Loosely encompassing everything ‘not SQL’, or not relational, NoSQL databases began emerging as a phenomena in the 2000s at the intersection of some developments in the industry. Internet presences like Google, Amazon, Facebook, and Twitter were rapidly growing. Trend-defining concepts like ‘cloud computing’ and ‘big data’ were also beginning to take hold, powered by more affordable physical data storage. Together these increased the demand for databases that could scale far greater than was typically needed before.

At the same time an important change was also taking place on the software side. Web services were becoming a prominent means of providing access to data, reducing dependence on SQL. SQL is tied to relational databases. Web services opened the door to alternatives.
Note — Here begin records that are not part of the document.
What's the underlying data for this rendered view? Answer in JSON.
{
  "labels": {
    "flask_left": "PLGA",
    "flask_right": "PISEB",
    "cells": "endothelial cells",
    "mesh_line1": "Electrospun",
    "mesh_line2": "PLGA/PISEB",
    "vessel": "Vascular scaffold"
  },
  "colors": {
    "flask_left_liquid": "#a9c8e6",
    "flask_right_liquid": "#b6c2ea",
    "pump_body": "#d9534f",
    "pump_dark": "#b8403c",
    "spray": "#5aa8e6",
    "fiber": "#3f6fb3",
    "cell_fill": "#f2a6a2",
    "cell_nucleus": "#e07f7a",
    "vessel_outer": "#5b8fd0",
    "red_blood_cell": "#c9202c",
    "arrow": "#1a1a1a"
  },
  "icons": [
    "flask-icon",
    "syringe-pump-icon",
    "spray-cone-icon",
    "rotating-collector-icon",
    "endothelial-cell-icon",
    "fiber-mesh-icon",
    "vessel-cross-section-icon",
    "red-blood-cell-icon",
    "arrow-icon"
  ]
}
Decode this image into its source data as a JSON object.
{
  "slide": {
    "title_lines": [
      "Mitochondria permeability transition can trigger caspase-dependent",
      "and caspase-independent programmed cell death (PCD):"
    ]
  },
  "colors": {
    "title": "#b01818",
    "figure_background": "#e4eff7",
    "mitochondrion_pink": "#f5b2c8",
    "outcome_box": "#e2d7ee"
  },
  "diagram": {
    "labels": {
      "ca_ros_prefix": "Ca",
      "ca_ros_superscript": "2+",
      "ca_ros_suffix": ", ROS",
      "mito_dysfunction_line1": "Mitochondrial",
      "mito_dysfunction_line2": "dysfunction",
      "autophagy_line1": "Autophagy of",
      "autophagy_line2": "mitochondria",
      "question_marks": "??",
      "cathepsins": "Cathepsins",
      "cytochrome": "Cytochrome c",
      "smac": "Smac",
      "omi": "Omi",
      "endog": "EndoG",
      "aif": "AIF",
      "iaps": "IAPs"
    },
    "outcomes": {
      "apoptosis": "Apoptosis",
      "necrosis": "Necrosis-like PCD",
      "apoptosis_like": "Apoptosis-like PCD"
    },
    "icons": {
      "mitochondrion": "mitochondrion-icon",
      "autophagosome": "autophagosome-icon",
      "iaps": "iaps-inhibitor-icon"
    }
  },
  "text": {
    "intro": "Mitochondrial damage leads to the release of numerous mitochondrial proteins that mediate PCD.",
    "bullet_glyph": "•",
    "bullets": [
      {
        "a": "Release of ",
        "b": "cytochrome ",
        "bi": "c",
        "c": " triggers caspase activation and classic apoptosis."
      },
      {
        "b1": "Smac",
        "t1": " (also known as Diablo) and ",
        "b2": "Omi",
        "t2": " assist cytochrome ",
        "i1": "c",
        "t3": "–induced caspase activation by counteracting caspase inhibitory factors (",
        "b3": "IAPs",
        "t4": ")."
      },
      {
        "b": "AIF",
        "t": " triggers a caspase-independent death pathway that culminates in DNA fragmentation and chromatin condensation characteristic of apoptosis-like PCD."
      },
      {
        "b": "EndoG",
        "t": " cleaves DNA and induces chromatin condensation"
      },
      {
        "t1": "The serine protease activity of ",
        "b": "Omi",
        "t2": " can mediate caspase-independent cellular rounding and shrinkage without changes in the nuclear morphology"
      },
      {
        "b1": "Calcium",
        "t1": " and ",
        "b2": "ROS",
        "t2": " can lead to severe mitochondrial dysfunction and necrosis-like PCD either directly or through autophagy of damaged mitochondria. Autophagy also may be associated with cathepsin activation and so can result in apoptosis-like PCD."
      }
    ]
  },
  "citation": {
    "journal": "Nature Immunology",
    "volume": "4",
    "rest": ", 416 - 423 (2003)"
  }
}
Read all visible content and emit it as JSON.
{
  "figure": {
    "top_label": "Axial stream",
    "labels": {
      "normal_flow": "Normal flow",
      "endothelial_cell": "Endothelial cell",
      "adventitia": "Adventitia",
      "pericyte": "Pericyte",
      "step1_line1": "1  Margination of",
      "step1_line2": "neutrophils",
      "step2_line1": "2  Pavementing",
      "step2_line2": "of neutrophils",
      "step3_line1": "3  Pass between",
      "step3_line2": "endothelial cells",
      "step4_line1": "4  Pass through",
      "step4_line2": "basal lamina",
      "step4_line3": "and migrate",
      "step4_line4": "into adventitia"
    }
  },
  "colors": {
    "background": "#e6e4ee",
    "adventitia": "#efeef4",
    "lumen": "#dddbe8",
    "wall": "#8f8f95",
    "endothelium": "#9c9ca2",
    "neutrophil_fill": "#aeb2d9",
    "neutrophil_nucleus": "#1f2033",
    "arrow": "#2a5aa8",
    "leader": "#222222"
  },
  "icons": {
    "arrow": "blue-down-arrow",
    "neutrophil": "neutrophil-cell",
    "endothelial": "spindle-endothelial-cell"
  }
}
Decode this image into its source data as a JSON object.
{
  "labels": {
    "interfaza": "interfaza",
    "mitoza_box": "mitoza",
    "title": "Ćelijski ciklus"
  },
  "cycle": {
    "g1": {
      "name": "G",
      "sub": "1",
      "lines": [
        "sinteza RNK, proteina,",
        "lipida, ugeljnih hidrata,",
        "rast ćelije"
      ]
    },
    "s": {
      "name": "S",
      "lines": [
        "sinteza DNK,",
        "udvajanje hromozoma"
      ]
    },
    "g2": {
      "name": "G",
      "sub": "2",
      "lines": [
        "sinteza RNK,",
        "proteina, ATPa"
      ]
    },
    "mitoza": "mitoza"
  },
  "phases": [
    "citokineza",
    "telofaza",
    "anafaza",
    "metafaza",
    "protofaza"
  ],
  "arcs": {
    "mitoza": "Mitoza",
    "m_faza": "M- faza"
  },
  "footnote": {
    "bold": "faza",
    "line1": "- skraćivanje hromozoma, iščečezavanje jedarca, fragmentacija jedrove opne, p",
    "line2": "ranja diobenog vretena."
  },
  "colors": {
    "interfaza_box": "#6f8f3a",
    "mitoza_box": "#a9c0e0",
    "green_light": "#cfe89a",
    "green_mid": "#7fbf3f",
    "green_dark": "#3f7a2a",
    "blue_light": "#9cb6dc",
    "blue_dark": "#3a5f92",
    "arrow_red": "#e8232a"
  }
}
And in the era of ever ‘bigger data’, companies needed alternatives. Relational databases weren’t designed to be run on clusters of commodity computers, where many of the benefits that give them value can be lost and traditional pricing structures just don’t fit. They also sometimes don't give enough control over query performance, and it can be tough for developers to make them fit application logic.

Enter NoSQL.

Led by pioneering work by Google and Amazon to create databases that could scale to massive clusters of commodity computer hardware, NoSQL is now a loose term encompassing all databases that don’t model and access data in the same way relational databases do.

The majority of NoSQL databases are for clusters and come in roughly three flavors, each of which model data in a different way:

Key-value databases associate chunks of data with keys which are used to access the chunks. These chunks can be virtually anything, but to the database are just meaningless bytes to store and retrieve. For example, a customer chunk may include name and address information, but a key-value database cannot identify them and can only retrieve these chunks by their key.

Document databases also associate chunks of data with keys. The difference with document databases is that information within chunks can be identified to the database and used for indexing and queries. For example, a customer chunk’s name and address information could be identified to a document database which would then be able to find customer chunks by name, address, or by key.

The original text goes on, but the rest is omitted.